People Like Us(40)



Honestly, I don’t know which one is worse.

After Megan committed suicide in the girls’ locker room, officers interviewed every female student in eighth and ninth grade. Then, when they found her video suicide note posted online, they interviewed me again. And again. And again.

Her parents had it removed immediately, before I could see it, and the cops never let me know if or how it referred to me. Maybe it didn’t mention me at all. But they kept asking me questions. What did I know about her relationship with my brother? Did she tell me anything about the pictures? Did she show me the pictures? Did Todd show me the pictures?

That was the thing. I never saw the pictures at all.

A bunch of ninth-and tenth-grade boys saw them, and some of the girls. Megan was in ninth grade, and she knew a lot of them. But I didn’t. I never saw any of the pictures and I never spoke to anyone who did. I only had that one moment, that shock out of the blue when she told me she had taken them and sent them to him, and he had sent them to everyone, and in that split second between our friendship being everything and nothing, all I could think to say was “I’m sure it was an accident.”

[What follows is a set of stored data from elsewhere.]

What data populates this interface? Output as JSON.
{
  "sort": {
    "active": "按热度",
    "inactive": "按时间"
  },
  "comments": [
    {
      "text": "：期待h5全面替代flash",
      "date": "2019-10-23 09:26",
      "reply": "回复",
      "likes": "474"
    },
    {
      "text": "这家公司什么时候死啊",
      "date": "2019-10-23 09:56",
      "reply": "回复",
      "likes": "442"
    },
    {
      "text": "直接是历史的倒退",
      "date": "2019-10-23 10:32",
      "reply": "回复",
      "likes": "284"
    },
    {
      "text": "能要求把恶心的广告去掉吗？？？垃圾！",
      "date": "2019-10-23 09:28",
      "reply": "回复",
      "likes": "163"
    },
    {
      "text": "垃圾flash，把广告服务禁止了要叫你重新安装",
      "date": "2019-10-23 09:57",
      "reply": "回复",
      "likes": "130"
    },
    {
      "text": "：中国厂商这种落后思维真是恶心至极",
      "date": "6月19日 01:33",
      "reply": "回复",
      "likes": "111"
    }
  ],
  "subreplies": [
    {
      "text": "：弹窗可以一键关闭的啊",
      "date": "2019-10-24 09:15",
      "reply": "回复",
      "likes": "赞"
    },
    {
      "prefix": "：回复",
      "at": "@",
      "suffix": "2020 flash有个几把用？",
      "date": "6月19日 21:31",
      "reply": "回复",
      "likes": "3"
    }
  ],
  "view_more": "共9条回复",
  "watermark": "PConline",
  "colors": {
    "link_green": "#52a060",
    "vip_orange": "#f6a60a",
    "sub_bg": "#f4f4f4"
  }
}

I never had a chance to fix things between us because she never spoke to me again.

When I crept into his room later, he looked sick and pale and scared and he said someone stole his phone. Todd, the oldest friend I had. The one who gave me soccer, my saving grace, my ticket out of Hillsdale and into Bates. The kid who got his teeth knocked out standing up for me when Jason Edelman called me a dyke in fourth grade, when I didn’t know what that word meant.

What the fuck was I supposed to say in that three-second window?

And that’s what I told myself, and the police. Someone stole his phone. Someone stole his phone.

If you say something enough times, it becomes true.

The tricky part is that sometimes you need to fill in details that may not have been there before in order to make the truth real.

Maybe I wasn’t with Todd when the pictures were being sent out. Maybe I didn’t drive around with him looking for his stolen phone. Maybe I didn’t find it with him, hours after the pictures had been sent.

But none of those truths I created were inconsistent with what I believed. Which were that he did lose his phone and drive around looking for it, and he didn’t deserve to have his life ruined just because he didn’t have an alibi. If Todd took the blame, I could never prove to Megan that what I said to her was okay. That it really was someone else who hurt her. And when I found that person, they would pay in blood.

Only it was Megan who paid.

Then Todd.

And then I was alone.





12


Nola and I hole up on the top floor of the library on Saturday night to study and unlock the next recipe. It’s a long weekend because of Veterans Day, and virtually everyone is taking advantage of the bonus study time. Most of the building is packed with people preparing for midterms, but up here it’s quiet as usual. It’s slowly become our personal hangout, our refuge from the noise and drama that Bates Academy has evolved into. No one can shut up about the cat or the murder or Dr. Klein’s slowly deteriorating physical appearance for five seconds. People have started to whisper and stare at me, and players are showing up late or not at all for practice. I haven’t spoken to Cori since our awkward dinner or Maddy since our coffee date, and I’ve been successful at ducking Brie’s calls. Luckily, she’s been buried under a pile of books in preparation for the coming midterms, and she usually studies in her room. This weekend is also her and Justine’s one-year anniversary. It would have been Spencer’s and mine, too. Right now Brie is in New York, probably eating tiny portions of foods I can’t pronounce in a restaurant where they serve champagne instead of water and give you massages at your seat. I ate a doughy square of microwave pizza from the athletic center’s snack machine as I jogged to the library after practice. It burned the roof of my mouth.

Everything is the worst.

Nola and I settle into the big overstuffed green chair together, and Nola positions her laptop so we can both see the screen.

“I brought snacks.” I open a bottle of grapefruit soda, pour it into two paper cups, and break a giant chocolate chip cookie in half. Fuck Spencer. And Brie and Justine and their fancy anniversary weekend. I’ve got Nola, refined sugars, and revenge from beyond the grave.

“Thanks.” She bites into one as she opens the website and password-decoding software, and types into it rapidly. The word b@ckf1r3 appears. She enters it into the website and clicks on the link to the side dish. The oven opens, revealing the recipe for Prueba Con Coriander, and the timer begins.

Got a tough one? Don’t despair!

You only fail if you play fair.

She’s the one who knows what’s fore

Time to settle up the score

Knock another castle down

Watch the queen fall to the ground.

“Cori would be the obvious target.” I read it again. “Isn’t prueba a proof or test?”

Nola frowns critically. “She plays golf, so she ‘knows what’s fore.’ These puns are getting overbearing. What’s the castle and the queen? A chess reference? Castling only works on kings. Does Cori have a secret girlfriend?”

“Cori is the castle. Once we knock her out, the queen is left open. Doesn’t play fair. Test scores. So, what, she has test answers in her locker?” For some reason, this pisses me off. She’s never offered to help me, and she knows I struggle. Not that I would cheat. But why wouldn’t she offer?